Il fair use vale un sesto del PIL degli Stati Uniti

Lo sostiene un report della CCIA (Computer And Communication Industry Association) sull’economia del fair use


Molta della crescita economica senza precedenti degli ultimi 10 anni, va pienamente attribuita alla dottrina del fair use, poiché l’intera Internet dipende dalla possibilità di usare i contenuti in maniera limitata ma senza la necessità di autorizzazione preventiva”, sostiene Ed Black, CEO della CCIA, ed i numeri gli danno ragione.
Fatturato di 4,5 trilioni di dollari, valore aggiunto di 2,2 trilioni, produttività di 128 mila dollari per addetto, contributi alle esportazioni di 194 miliardi e, infine, dato questo molto significativo, 17 milioni di posti di lavoro. Dunque, fair use come motore del progresso economico e, come tale, deve essere rafforzato da un ormai inderogabile restringimento dei vincoli previsti dalle regole del copyright. Secondo il Copyright Act, la legge sul diritto d’autore statunitense del 1976, è lecita la citazione non autorizzata o l’incorporazione di materiale protetto solo qualora si verifichino specifiche condizioni, da valutare congiuntamente, quali la natura dell’uso, in particolare se ha natura commerciale oppure didattico e senza scopo lucrativo; la natura dell’opera protetta; la quantità e l’importanza della parte utilizzata in rapporto all’insieme dell’opera protette; le conseguenze di questo uso sul mercato potenziale o sul valore dell’opera protetta.

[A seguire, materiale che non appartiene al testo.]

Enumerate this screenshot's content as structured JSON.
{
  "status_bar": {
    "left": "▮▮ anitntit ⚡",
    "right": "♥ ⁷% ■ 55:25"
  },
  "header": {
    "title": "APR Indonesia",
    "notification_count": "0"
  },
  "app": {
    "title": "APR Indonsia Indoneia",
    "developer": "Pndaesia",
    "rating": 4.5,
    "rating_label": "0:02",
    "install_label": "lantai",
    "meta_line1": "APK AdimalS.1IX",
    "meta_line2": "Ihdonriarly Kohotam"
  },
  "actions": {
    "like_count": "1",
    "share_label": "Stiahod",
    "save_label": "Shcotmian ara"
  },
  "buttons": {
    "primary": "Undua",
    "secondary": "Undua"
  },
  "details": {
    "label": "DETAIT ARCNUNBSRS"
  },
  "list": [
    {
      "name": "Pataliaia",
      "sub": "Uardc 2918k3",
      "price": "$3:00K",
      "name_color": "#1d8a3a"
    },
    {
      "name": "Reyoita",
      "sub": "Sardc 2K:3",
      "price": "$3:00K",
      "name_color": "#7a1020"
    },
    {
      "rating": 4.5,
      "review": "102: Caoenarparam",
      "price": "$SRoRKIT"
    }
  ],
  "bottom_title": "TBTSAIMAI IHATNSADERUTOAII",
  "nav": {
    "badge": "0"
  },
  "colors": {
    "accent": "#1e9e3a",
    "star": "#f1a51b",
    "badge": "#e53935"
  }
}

Condizioni che possono non essere sufficienti a determinare, alcune volte, l’effettiva differenza fra fair use e copyright, come lo stesso ente governativo ha dichiarato. Difficoltà che, a loro volta, possono portare ad un uso eccessivo della normativa a favore degli interessi dei detentori del copyright. “Il copyright è stato creato come un tool funzionale per promuovere la creatività, l’innovazione e l’attività economica”, aggiunge Ed Black, e pertanto “esso dovrebbe venire valutato secondo gli standard, non certo partendo da presunti diritti morali o misure astratte di diritti di proprietà”. Alla posizione della CCIA controbatte la Copyright Alliance, consorzio composto da colossi quali Disney, Time Warner e Microsoft, che si è pronunciato a favore di un restringimento delle condizioni che permettono il fair use: “il fair use non è un diritto del consumatore”, ha affermato Patrick Ross della Copyright Alliance, ma solo un sistema per concedere l’autorizzazione a professionisti che devono riprodurre molto spesso oppure per stimolare la creatività in caso di uso personale, senza dover concedere un autorizzazione per ogni utilizzo di materiale coperto dal copyright. E nel dibattito, curiosa è la posizione di Microsoft che, pur facendo parte della Copyright Alliance, aderisce anche alla CCIA: “il fatto che siamo presenti in entrambe le associazioni non è così strano”, ha affermato Andrea Valloni, chief technology officer di Microsoft Italia. “E’ vero che abbiamo sempre sostenuto la necessità di proteggere i diritti di proprietà intellettuale, ma non è detto che ciò sia incompatibile con l’esigenza di salvaguardare il fair use. E’ un principio che noi interpretiamo nel senso di consentire l’accesso a determinate risorse, anche se protette da copyright, quando ciò serva a preservare l’equilibrio di determinati ecosistemi culturali o economici”. E aggiunge: “il vero problema è che il software si sta differenziando in due tipi di prodotti. I primi, che devono garantire l’interoperabilità fra sistemi, tenderanno a diventare sempre più standardizzati e liberi da vincoli della proprietà intellettuale, mentre i secondi, di tipo funzionale, saranno quelli in cui si concentrerà il valore aggiunto, e per i quali avrà ancora senso tutelare giuridicamente lo stimolo all’innovazione”. In pratica, la legge è troppo rigida e andrebbe rivista, o l’industria hi-tech, Microsoft compresa, potrebbe risentirne.